Use the following guide to troubleshoot common issues with Cloud Router:
- Configuration issues: View issues around configuring and establishing BGP sessions.
- Router issues: View issues with Cloud Router itself.
- Route processing issues: View issues around route propagation or route priorities.
BGP session failed to establish
- Check that the settings on your on-premises BGP router and the settings on your Cloud Router are correct. View the Cloud Router logs for detailed information.
- If you're creating a Cloud VPN tunnel, check that the
status of the tunnel is
ESTABLISHED. If it isn't, view Cloud VPN troubleshooting to troubleshoot the issue.
IP addresses for BGP sessions
You must use link-local IP addresses (169.254.0.0/16) for BGP sessions. You cannot use any other external or internal IP address.

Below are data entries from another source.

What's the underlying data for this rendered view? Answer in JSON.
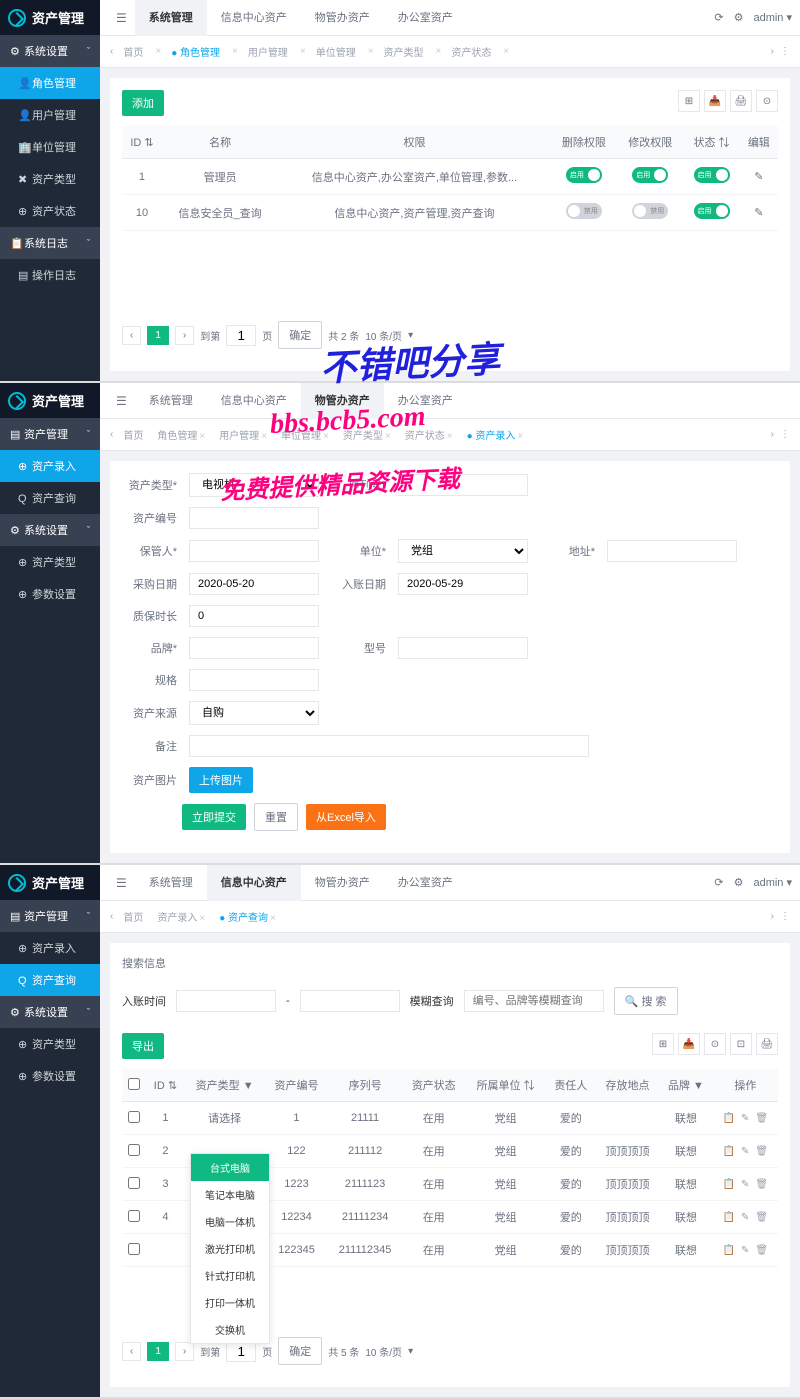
{
  "app_title": "资产管理",
  "user": "admin",
  "screenshot1": {
    "tabs": [
      "系统管理",
      "信息中心资产",
      "物管办资产",
      "办公室资产"
    ],
    "active_tab": 0,
    "sidebar": {
      "sections": [
        {
          "label": "系统设置",
          "icon": "⚙"
        },
        {
          "label": "系统日志",
          "icon": "📋"
        }
      ],
      "items1": [
        {
          "label": "角色管理",
          "icon": "👤",
          "active": true
        },
        {
          "label": "用户管理",
          "icon": "👤"
        },
        {
          "label": "单位管理",
          "icon": "🏢"
        },
        {
          "label": "资产类型",
          "icon": "✖"
        },
        {
          "label": "资产状态",
          "icon": "⊕"
        }
      ],
      "items2": [
        {
          "label": "操作日志",
          "icon": "▤"
        }
      ]
    },
    "breadcrumb": [
      "首页",
      "角色管理",
      "用户管理",
      "单位管理",
      "资产类型",
      "资产状态"
    ],
    "bc_active": 1,
    "add_btn": "添加",
    "table": {
      "headers": [
        "ID",
        "名称",
        "权限",
        "删除权限",
        "修改权限",
        "状态",
        "编辑"
      ],
      "rows": [
        {
          "id": "1",
          "name": "管理员",
          "perm": "信息中心资产,办公室资产,单位管理,参数...",
          "del": true,
          "mod": true,
          "status": true
        },
        {
          "id": "10",
          "name": "信息安全员_查询",
          "perm": "信息中心资产,资产管理,资产查询",
          "del": false,
          "mod": false,
          "status": true
        }
      ]
    },
    "pagination": {
      "goto": "到第",
      "page": "1",
      "unit": "页",
      "confirm": "确定",
      "total": "共 2 条",
      "perpage": "10 条/页"
    }
  },
  "screenshot2": {
    "tabs": [
      "系统管理",
      "信息中心资产",
      "物管办资产",
      "办公室资产"
    ],
    "active_tab": 2,
    "sidebar": {
      "sections": [
        {
          "label": "资产管理",
          "icon": "▤"
        },
        {
          "label": "系统设置",
          "icon": "⚙"
        }
      ],
      "items1": [
        {
          "label": "资产录入",
          "icon": "⊕",
          "active": true
        },
        {
          "label": "资产查询",
          "icon": "Q"
        }
      ],
      "items2": [
        {
          "label": "资产类型",
          "icon": "⊕"
        },
        {
          "label": "参数设置",
          "icon": "⊕"
        }
      ]
    },
    "breadcrumb": [
      "首页",
      "角色管理",
      "用户管理",
      "单位管理",
      "资产类型",
      "资产状态",
      "资产录入"
    ],
    "bc_active": 6,
    "form": {
      "asset_type_label": "资产类型*",
      "asset_type": "电视机",
      "serial_label": "序列号*",
      "asset_no_label": "资产编号",
      "keeper_label": "保管人*",
      "unit_label": "单位*",
      "unit": "党组",
      "location_label": "地址*",
      "buy_date_label": "采购日期",
      "buy_date": "2020-05-20",
      "entry_date_label": "入账日期",
      "entry_date": "2020-05-29",
      "warranty_label": "质保时长",
      "warranty": "0",
      "brand_label": "品牌*",
      "model_label": "型号",
      "spec_label": "规格",
      "source_label": "资产来源",
      "source": "自购",
      "remark_label": "备注",
      "image_label": "资产图片",
      "upload_btn": "上传图片",
      "submit": "立即提交",
      "reset": "重置",
      "import": "从Excel导入"
    }
  },
  "screenshot3": {
    "tabs": [
      "系统管理",
      "信息中心资产",
      "物管办资产",
      "办公室资产"
    ],
    "active_tab": 1,
    "sidebar": {
      "sections": [
        {
          "label": "资产管理",
          "icon": "▤"
        },
        {
          "label": "系统设置",
          "icon": "⚙"
        }
      ],
      "items1": [
        {
          "label": "资产录入",
          "icon": "⊕"
        },
        {
          "label": "资产查询",
          "icon": "Q",
          "active": true
        }
      ],
      "items2": [
        {
          "label": "资产类型",
          "icon": "⊕"
        },
        {
          "label": "参数设置",
          "icon": "⊕"
        }
      ]
    },
    "breadcrumb": [
      "首页",
      "资产录入",
      "资产查询"
    ],
    "bc_active": 2,
    "search_title": "搜索信息",
    "search": {
      "time_label": "入账时间",
      "fuzzy": "模糊查询",
      "fuzzy_ph": "编号、品牌等模糊查询",
      "btn": "搜 索"
    },
    "export_btn": "导出",
    "table": {
      "headers": [
        "",
        "ID",
        "资产类型",
        "资产编号",
        "序列号",
        "资产状态",
        "所属单位",
        "责任人",
        "存放地点",
        "品牌",
        "操作"
      ],
      "rows": [
        {
          "id": "1",
          "type": "请选择",
          "no": "1",
          "serial": "21111",
          "status": "在用",
          "unit": "党组",
          "person": "爱的",
          "loc": "",
          "brand": "联想"
        },
        {
          "id": "2",
          "type": "",
          "no": "122",
          "serial": "211112",
          "status": "在用",
          "unit": "党组",
          "person": "爱的",
          "loc": "顶顶顶顶",
          "brand": "联想"
        },
        {
          "id": "3",
          "type": "",
          "no": "1223",
          "serial": "2111123",
          "status": "在用",
          "unit": "党组",
          "person": "爱的",
          "loc": "顶顶顶顶",
          "brand": "联想"
        },
        {
          "id": "4",
          "type": "",
          "no": "12234",
          "serial": "21111234",
          "status": "在用",
          "unit": "党组",
          "person": "爱的",
          "loc": "顶顶顶顶",
          "brand": "联想"
        },
        {
          "id": "",
          "type": "",
          "no": "122345",
          "serial": "211112345",
          "status": "在用",
          "unit": "党组",
          "person": "爱的",
          "loc": "顶顶顶顶",
          "brand": "联想"
        }
      ]
    },
    "dropdown": [
      "台式电脑",
      "笔记本电脑",
      "电脑一体机",
      "激光打印机",
      "针式打印机",
      "打印一体机",
      "交换机"
    ],
    "pagination": {
      "goto": "到第",
      "page": "1",
      "unit": "页",
      "confirm": "确定",
      "total": "共 5 条",
      "perpage": "10 条/页"
    }
  },
  "watermarks": {
    "w1": "不错吧分享",
    "w2": "bbs.bcb5.com",
    "w3": "免费提供精品资源下载"
  },
  "toggle_on": "启用",
  "toggle_off": "禁用"
}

Invalid value for field resource.bgp.asn
You may get this error: "Invalid value for field
Local ASN conflicts with peer ASN specified by a router in the same region and network."
Cloud Router is attempting to establish a BGP session with an on-premises device that has the same ASN as the Cloud Router. To resolve this issue, change the ASN of your device or Cloud Router.
iBGP between Cloud Routers in a single region doesn't work
Although you can create two Cloud Routers with the same ASN, iBGP isn't supported.
Cloud Router issues
BGP resets originating from Google Cloud appear on your router
Cloud Router tasks are software processes in the Google Cloud control plane that are normally migrated from machine to machine. During such migrations, Cloud Router might be down for a few seconds. Normal migrations do not cause traffic to be dropped.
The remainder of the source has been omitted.